Le détenteur du pouvoir n'a pas nié dans son discours de mardi dernier la «valorisation» des étapes franchies sur la voie du dialogue national notamment après l'audience accordée par le chef de l'Etat à un «groupe de personnalités nationale» qui se chargera de la conduite de ce dialogue en mettant à leur disposition les moyens nécessaires pour «réunir les conditions idoines pour l'organisation des présidentielles dans les plus brefs délais». Or, du côté des membres de ce panel dans leurs déclarations à l'opinion publique, on comprend autre chose. Il s'agit de «faciliter» le débat entre les différentes franges de la société pour rapprocher les points de vue, mais ce dialogue reste ouvert à toute les propositions mais incontestablement non restrictive à la feuille de route arrêtée par le pouvoir : celle d'aller dans les plus brefs délais à l'élection d'un président qui aura la tâche au cours d'un mandat entier de mener les réformes dans un programme largement débattues par la base. 

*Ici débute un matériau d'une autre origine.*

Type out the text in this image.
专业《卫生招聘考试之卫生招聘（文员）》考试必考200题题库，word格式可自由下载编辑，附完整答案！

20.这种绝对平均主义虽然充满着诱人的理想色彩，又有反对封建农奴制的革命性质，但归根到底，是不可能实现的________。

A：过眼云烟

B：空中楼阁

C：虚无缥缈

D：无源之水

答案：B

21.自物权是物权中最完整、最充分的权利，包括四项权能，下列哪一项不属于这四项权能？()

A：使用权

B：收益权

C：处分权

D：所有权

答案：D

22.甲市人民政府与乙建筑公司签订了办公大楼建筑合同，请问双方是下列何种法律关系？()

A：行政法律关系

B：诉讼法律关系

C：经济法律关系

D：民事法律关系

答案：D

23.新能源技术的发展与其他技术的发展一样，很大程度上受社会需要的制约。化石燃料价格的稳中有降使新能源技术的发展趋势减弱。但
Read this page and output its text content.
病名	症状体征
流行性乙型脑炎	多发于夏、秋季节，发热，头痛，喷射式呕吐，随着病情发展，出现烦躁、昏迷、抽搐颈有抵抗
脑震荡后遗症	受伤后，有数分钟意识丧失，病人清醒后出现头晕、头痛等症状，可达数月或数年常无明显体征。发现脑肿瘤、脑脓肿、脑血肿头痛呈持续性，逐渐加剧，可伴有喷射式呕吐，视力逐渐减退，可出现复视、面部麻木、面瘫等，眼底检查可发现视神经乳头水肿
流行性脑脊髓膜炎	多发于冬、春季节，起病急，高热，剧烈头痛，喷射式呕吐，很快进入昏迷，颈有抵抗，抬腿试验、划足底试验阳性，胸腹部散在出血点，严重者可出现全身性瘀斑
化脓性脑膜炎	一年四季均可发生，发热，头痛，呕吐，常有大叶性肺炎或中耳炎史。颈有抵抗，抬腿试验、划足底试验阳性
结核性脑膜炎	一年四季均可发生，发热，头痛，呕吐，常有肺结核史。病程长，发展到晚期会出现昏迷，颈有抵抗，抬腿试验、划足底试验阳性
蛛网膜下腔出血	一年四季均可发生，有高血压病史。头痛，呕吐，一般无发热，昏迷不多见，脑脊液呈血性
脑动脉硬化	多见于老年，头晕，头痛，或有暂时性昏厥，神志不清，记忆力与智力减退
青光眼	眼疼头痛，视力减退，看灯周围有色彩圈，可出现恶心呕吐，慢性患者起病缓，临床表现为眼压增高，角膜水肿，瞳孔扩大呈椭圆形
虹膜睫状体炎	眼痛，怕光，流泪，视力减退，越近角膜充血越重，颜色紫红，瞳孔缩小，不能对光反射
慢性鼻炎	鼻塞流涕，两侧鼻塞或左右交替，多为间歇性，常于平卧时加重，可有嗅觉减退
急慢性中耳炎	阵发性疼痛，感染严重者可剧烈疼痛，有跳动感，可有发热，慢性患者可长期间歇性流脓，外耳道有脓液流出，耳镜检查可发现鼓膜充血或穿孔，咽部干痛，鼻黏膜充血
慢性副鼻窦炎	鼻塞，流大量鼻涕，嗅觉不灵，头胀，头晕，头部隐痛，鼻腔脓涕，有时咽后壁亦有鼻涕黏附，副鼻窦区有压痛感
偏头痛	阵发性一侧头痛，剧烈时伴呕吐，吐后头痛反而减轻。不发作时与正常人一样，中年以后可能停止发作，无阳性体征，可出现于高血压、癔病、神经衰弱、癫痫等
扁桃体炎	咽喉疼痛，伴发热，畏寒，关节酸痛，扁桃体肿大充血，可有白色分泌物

Pour Abderrahmane Arar, président du forum de la société civil et initiateur de la liste des personnalités qui y participeront, dans une déclaration le vendredi soir à la chaîne «El Bilad» et confirmé le lendemain par le président du panel Karim Younès «Il n'est pas question de renoncer aux préalables parce qu'elle est une exigence du hirak» pour lui l'exclusivité ne prend pas en compte les partis de l'alliance (FLN, RND, TAJ et MP) qui sont des symboles du «système» refusés par le mouvement de dissidence populaire. A la réponse au secrétaire général du FLN qui aurait déclaré que sans la présence de son parti «toute discussion est vide de sens», Abderrahmane répond que si un parti de l'ancien régime voudrait assister à ce dialogue «qu'il se présente les vendredis pour sa validation par le hirak !» Cette dichotomie dans les approches ne fait que renforcer le dialogue de sourds et donnerait assez de motifs au mouvement de dissidence populaire de surenchérir sa demande. Y aurait-il une autre voie ?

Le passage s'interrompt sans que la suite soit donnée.